Artists Studios Series Characters Fashion Notes
The first "--niji 5" style is tuned towards dramatic and expressive anime-style art, with a focus on hands, wildly flowing hairstyles, and strong backlighting effects. It has a tendency to put hands in front of the character's face, as well as to put things in their mouth. Lighting is strongly focused on backlighting, in general you will get one heavy backlight and a soft ambient light. It will attempt to put the character's face in the shadow. The tuning does poorly on direct front or top-left lighting, as well as point lights. Daylight scenes will look more dull and washed out. Nighttime scenes, close-ups, and indoors scenes with large bright windows in the back, will generally give the best results. This style may also cause cats and other random critters to appear in the background for no particular reason. Character outfits and looks tend towards gacha game characters. Works very well in combination with referencing "Makoto Shinkai" for even stronger backlighting effects, as well as referencing "Uniqlo" to shift towards more casual outfits.

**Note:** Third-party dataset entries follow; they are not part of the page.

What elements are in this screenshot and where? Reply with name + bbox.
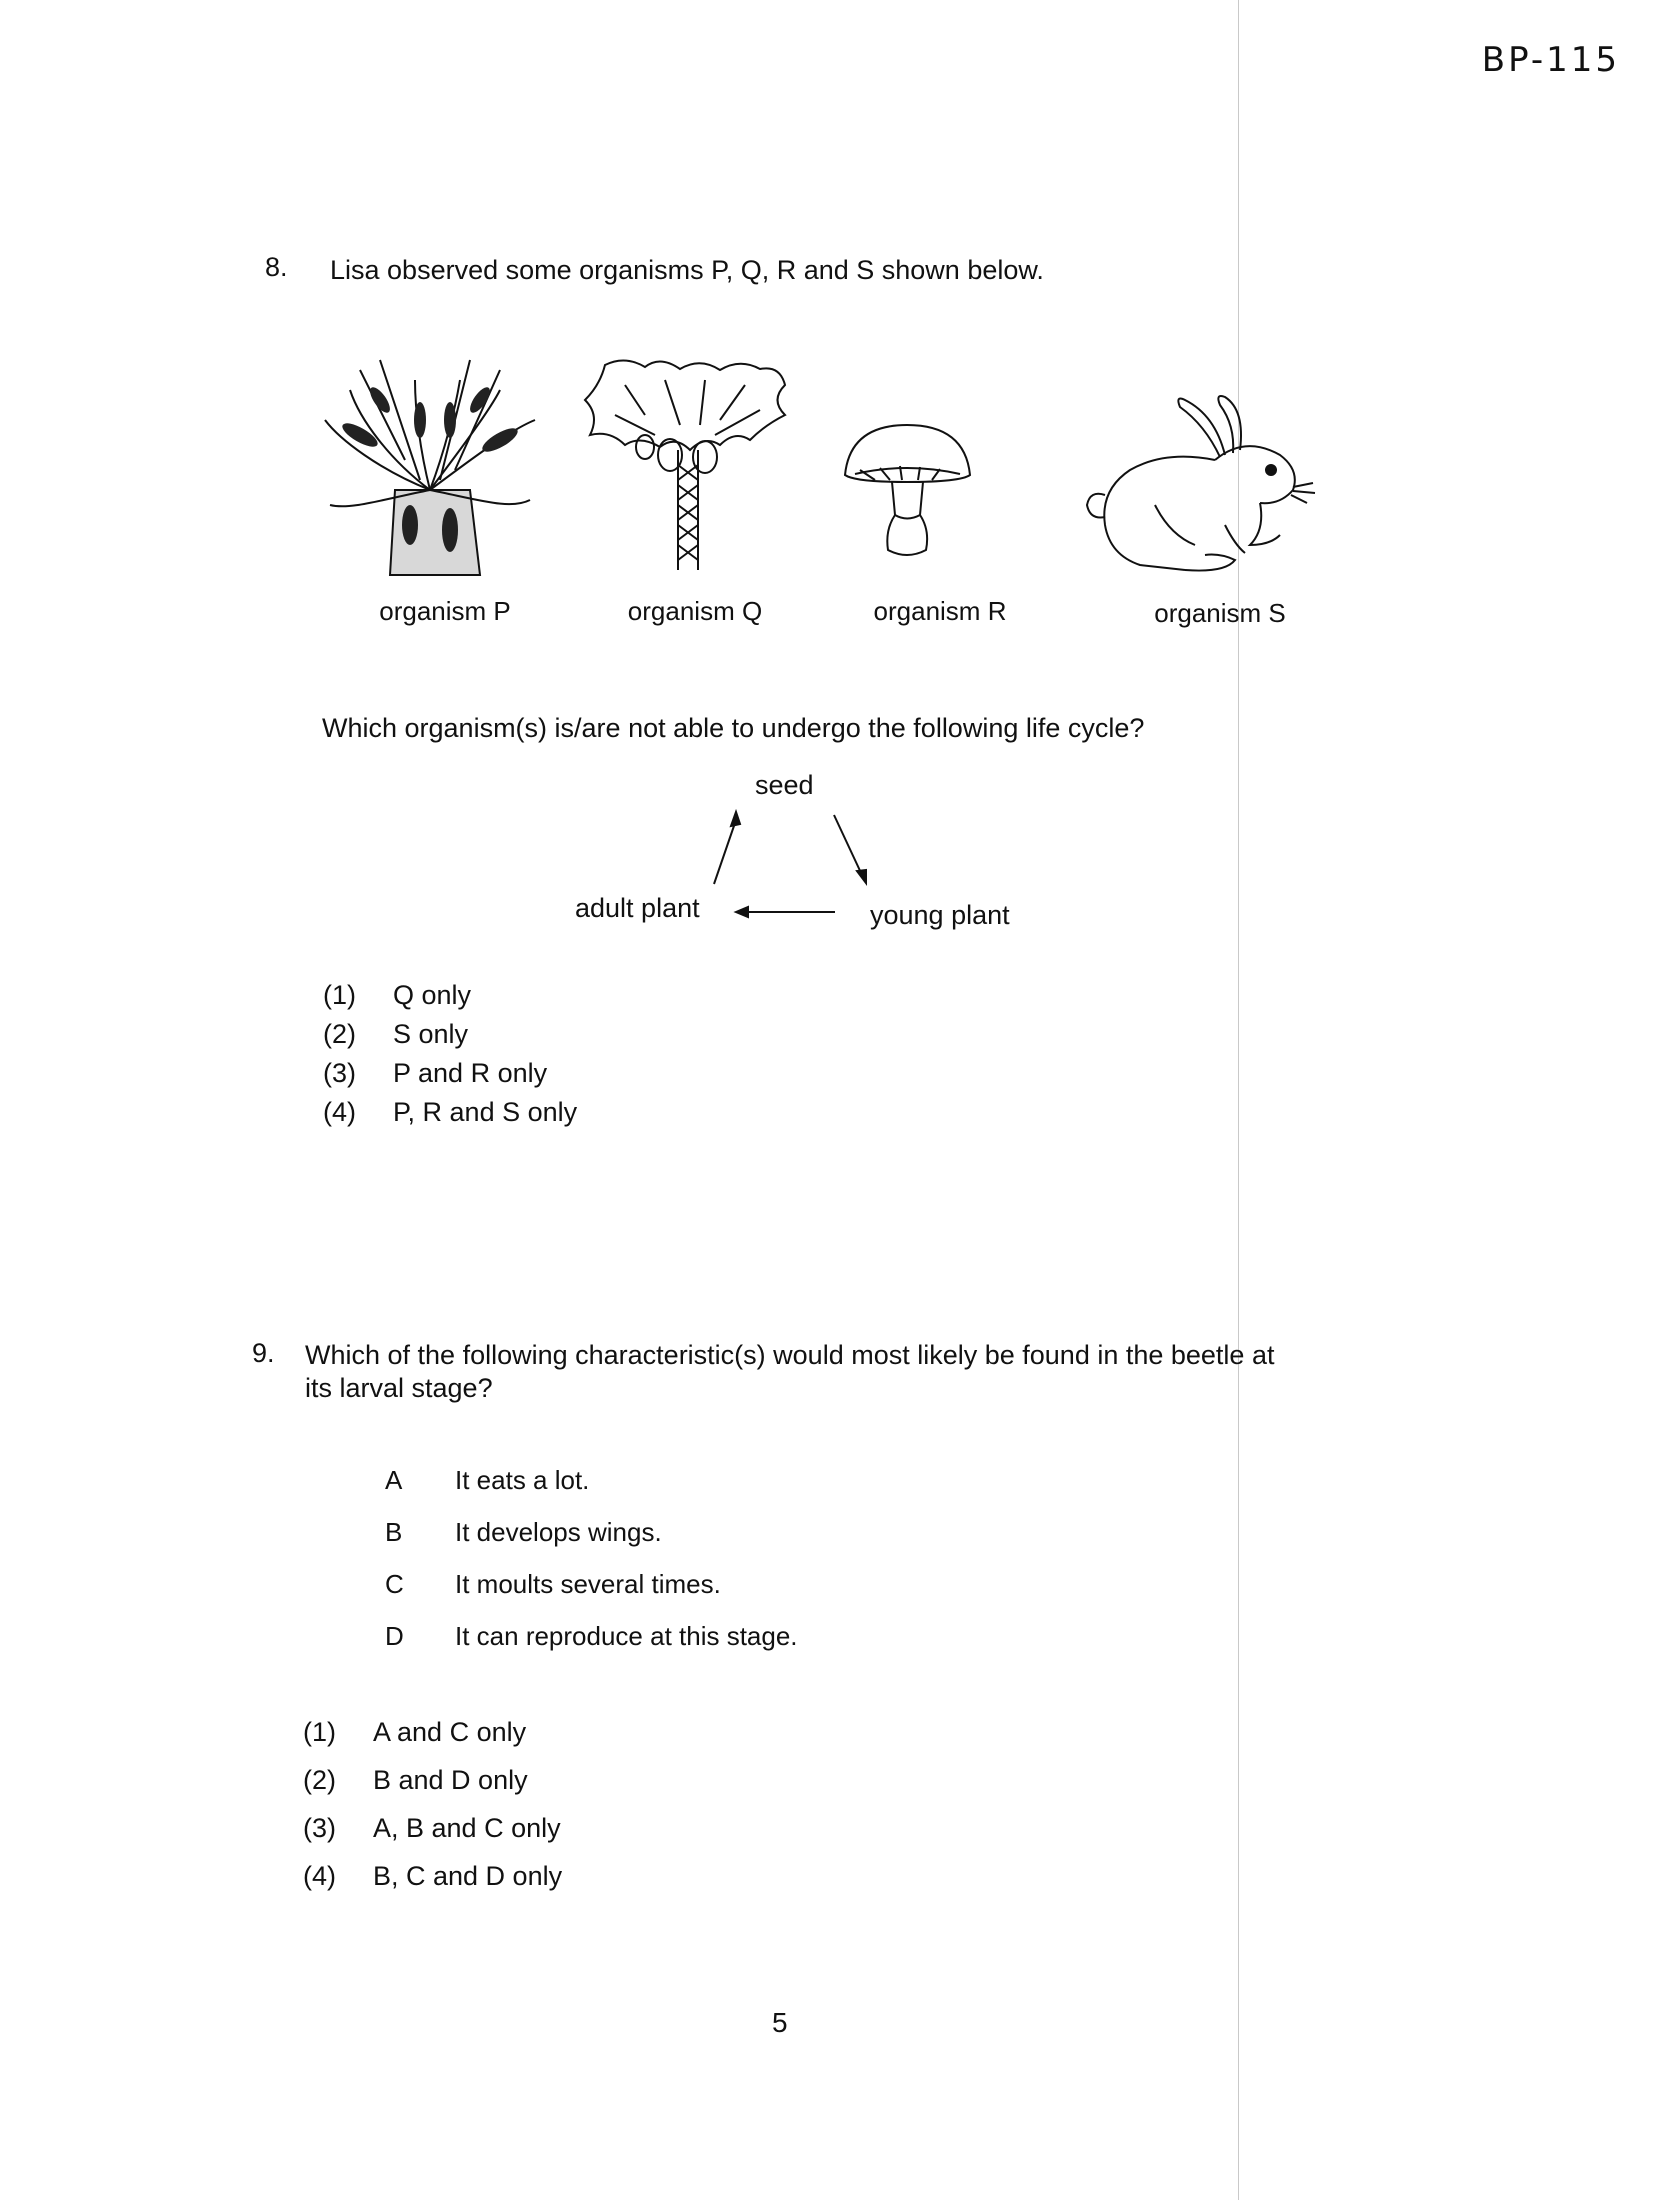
organism-r-label: organism R <box>873 596 1007 626</box>
option-number: (1) <box>323 980 356 1010</box>
option-text: B, C and D only <box>373 1861 563 1891</box>
statement-text: It can reproduce at this stage. <box>455 1621 798 1651</box>
option-text: Q only <box>393 980 472 1010</box>
statement-letter: D <box>385 1621 404 1651</box>
option-text: P, R and S only <box>393 1097 578 1127</box>
statement-text: It moults several times. <box>455 1569 721 1599</box>
question-8-number: 8. <box>265 252 288 282</box>
fern-plant-icon <box>320 360 540 575</box>
statement-letter: A <box>385 1465 403 1495</box>
option-1[interactable] <box>323 980 577 1019</box>
option-text: P and R only <box>393 1058 548 1088</box>
question-8-options <box>323 980 577 1136</box>
scan-margin-line <box>1238 0 1239 2200</box>
option-number: (4) <box>323 1097 356 1127</box>
option-number: (3) <box>303 1813 336 1843</box>
question-8-prompt: Which organism(s) is/are not able to undergo the following life cycle? <box>322 713 1145 743</box>
option-3[interactable] <box>303 1813 562 1861</box>
life-cycle-arrows <box>700 800 900 930</box>
statement-b <box>385 1517 798 1569</box>
option-text: S only <box>393 1019 469 1049</box>
statement-text: It develops wings. <box>455 1517 662 1547</box>
organism-q-label: organism Q <box>627 596 763 626</box>
option-2[interactable] <box>303 1765 562 1813</box>
question-9-options <box>303 1717 562 1909</box>
cycle-young-plant-label: young plant <box>870 900 1010 930</box>
cycle-adult-plant-label: adult plant <box>575 893 700 923</box>
option-4[interactable] <box>303 1861 562 1909</box>
option-number: (2) <box>303 1765 336 1795</box>
statement-letter: B <box>385 1517 403 1547</box>
statement-letter: C <box>385 1569 404 1599</box>
mushroom-icon <box>840 420 975 570</box>
option-text: B and D only <box>373 1765 528 1795</box>
question-8-text: Lisa observed some organisms P, Q, R and S shown below. <box>330 255 1044 285</box>
question-9-text-line2: its larval stage? <box>305 1373 493 1403</box>
option-text: A and C only <box>373 1717 527 1747</box>
option-number: (3) <box>323 1058 356 1088</box>
option-number: (1) <box>303 1717 336 1747</box>
organism-p-label: organism P <box>379 596 511 626</box>
organism-s-label: organism S <box>1154 598 1286 628</box>
option-4[interactable] <box>323 1097 577 1136</box>
option-3[interactable] <box>323 1058 577 1097</box>
statement-a <box>385 1465 798 1517</box>
question-9-text-line1: Which of the following characteristic(s) would most likely be found in the beetle at <box>305 1340 1275 1370</box>
question-9-statements <box>385 1465 798 1673</box>
papaya-tree-icon <box>585 355 790 585</box>
paper-code: BP-115 <box>1481 40 1620 80</box>
rabbit-icon <box>1075 395 1320 580</box>
option-1[interactable] <box>303 1717 562 1765</box>
question-9-number: 9. <box>252 1338 275 1368</box>
statement-text: It eats a lot. <box>455 1465 590 1495</box>
statement-d <box>385 1621 798 1673</box>
page-number: 5 <box>772 2007 788 2038</box>
option-text: A, B and C only <box>373 1813 561 1843</box>
option-number: (2) <box>323 1019 356 1049</box>
statement-c <box>385 1569 798 1621</box>
option-2[interactable] <box>323 1019 577 1058</box>
option-number: (4) <box>303 1861 336 1891</box>
cycle-seed-label: seed <box>755 770 814 800</box>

In general, it is best to start with defining your subject matter, and then adjusting style to get closer to what you want. The subject of your piece will affect the styling as well, so there is no perfect one-size-fits-all snippet to make a piece look the way you want it to. On the other hand, just prompting very heavy styles with little subject matter specified may be very effective in creative exploration.
If you're having trouble nailing down a very specific style (e.g. soft shaded blends between 2D and 3D), it might help to generate a first image in one extreme (e.g painted), and then image prompt it with another text prompt that goes in the opposite extreme direction of style (e.g. bright flat anime) to find a middle ground.
Using an artist's name, rather than specifying a style with many words in generic terms, is effectively just a way to reference a specific direction in a more compressed manner that uses less tokens while giving more precise control. Generics may also be, well, generic, and drift away out of the desired anime style. Keep in mind, though, that some artist names will perform better in combination with generic terms, especially if they produce works in a variety of art mediums (e.g. painted, screentone manga, magazine covers, etc).
The image charts can get very heavy to load in. Layouting a simple table is faster for the browser than a full blown heavily styled website. I find it more important to be able to scroll quickly through the complete chart, than having a website that looks good but wastes time in finding what you're looking for. It also takes less time to develop. The goal is to have a quick overview of known styles that produce recognizable output. Form follows function.